Le chef de l’État a repris ses habits de monarque républicain pour décider, contre l’avis des spécialistes, du prêt à Londres de la Tapisserie de Bayeux. A défaut de La Joconde dont on avait parlé encore en 2018 à la suite des prêts successivement octroyés par le général de Gaulle et par Valéry Giscard d’Estaing, Emmanuel Macron a décidé de prêter de septembre 2026 à juin 2027 la Tapisserie de Bayeux, le chef d’œuvre de l’art roman du XIe siècle, au British Museum. Désireux de montrer qu’il existe encore en dépit de son affaiblissement institutionnel depuis la dissolution ratée, notre monarque républicain l’a annoncé le 8 juillet à l’occasion de sa visite d’État à Londres.
Il s’agit d’un serpent de mer depuis 2018. Le projet verra finalement le jour à la faveur de la fermeture pour travaux du musée de la ville du Calvados et, pour un montant de 2 millions d’euros, de la rénovation de la tapisserie.
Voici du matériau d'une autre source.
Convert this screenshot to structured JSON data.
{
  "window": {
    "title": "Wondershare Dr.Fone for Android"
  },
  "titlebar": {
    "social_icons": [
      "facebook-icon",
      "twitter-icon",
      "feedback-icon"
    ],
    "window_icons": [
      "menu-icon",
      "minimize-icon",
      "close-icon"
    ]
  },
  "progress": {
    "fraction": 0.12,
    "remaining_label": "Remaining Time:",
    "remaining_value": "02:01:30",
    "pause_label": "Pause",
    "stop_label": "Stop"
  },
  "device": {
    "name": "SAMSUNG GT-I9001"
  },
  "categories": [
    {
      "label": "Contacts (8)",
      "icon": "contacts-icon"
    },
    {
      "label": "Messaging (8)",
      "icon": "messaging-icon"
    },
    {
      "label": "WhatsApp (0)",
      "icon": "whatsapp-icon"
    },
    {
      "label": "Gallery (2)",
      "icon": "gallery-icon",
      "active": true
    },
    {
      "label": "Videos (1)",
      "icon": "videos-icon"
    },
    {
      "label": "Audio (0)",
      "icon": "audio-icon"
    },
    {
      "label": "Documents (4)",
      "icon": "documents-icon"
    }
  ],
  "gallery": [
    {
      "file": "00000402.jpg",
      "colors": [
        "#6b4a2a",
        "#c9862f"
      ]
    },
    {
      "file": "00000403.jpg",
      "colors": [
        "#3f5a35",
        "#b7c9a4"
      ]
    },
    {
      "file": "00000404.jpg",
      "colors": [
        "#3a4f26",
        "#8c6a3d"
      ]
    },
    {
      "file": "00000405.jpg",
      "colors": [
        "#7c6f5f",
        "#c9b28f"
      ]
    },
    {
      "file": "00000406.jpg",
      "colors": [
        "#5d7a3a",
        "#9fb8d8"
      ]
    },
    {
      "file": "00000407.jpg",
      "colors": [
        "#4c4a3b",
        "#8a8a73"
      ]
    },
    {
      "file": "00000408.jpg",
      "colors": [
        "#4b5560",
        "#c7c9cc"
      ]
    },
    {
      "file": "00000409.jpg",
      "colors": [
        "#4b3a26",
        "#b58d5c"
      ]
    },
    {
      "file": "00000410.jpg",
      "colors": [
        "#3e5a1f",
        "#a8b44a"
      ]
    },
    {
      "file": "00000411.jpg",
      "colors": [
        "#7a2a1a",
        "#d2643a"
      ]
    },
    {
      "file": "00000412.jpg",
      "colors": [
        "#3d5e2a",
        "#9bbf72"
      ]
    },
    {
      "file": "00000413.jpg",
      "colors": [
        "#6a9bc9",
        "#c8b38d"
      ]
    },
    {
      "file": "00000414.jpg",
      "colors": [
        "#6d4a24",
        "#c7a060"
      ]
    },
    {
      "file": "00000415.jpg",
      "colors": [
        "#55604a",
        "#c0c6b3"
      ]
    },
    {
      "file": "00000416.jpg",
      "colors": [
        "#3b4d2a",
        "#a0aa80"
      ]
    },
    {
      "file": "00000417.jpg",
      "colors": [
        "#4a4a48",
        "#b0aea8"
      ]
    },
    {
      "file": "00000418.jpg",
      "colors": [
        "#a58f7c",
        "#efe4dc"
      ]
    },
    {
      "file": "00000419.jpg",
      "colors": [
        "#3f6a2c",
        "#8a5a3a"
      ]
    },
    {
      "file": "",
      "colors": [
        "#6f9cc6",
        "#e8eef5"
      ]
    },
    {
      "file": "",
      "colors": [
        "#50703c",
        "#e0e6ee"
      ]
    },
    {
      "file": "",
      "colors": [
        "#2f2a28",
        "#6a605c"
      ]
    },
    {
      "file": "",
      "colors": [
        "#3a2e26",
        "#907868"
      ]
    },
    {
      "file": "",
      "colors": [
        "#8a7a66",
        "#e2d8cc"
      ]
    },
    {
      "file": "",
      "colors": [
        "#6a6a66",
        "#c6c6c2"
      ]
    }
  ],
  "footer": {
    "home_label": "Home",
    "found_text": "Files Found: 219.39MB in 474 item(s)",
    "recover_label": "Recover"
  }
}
L’objectif, a déclaré Emmanuel Macron, est de « revivifier la relation culturelle entre nos deux pays et la confiance qu’il y a aujourd’hui entre nous ». Le prêt ne sera d’ailleurs pas unilatéral puisque des trésors anglais feront le voyage inverse, à destination de deux musées de Normandie.
Il y a juste un léger problème sur lequel le Président de la République n’a pas beaucoup… brodé : l’extrême fragilité, relevée par les experts, de cette œuvre exceptionnelle de 70 mètres de long sur 50 centimètres de large (Ouest France, 9 juillet 2025 ; Paris Normandie, 9 juillet 2025). Mais Jupiter a tonné : « On m’a dit que c’était une folie et qu’on ne pouvait pas le faire. Comme toujours quand on ne veut pas faire les choses, il y a beaucoup de gens pour inventer (sic) tout un tas de contraintes. Je suis content qu’on puisse démontrer le contraire ». Impossible n’est pas Macron !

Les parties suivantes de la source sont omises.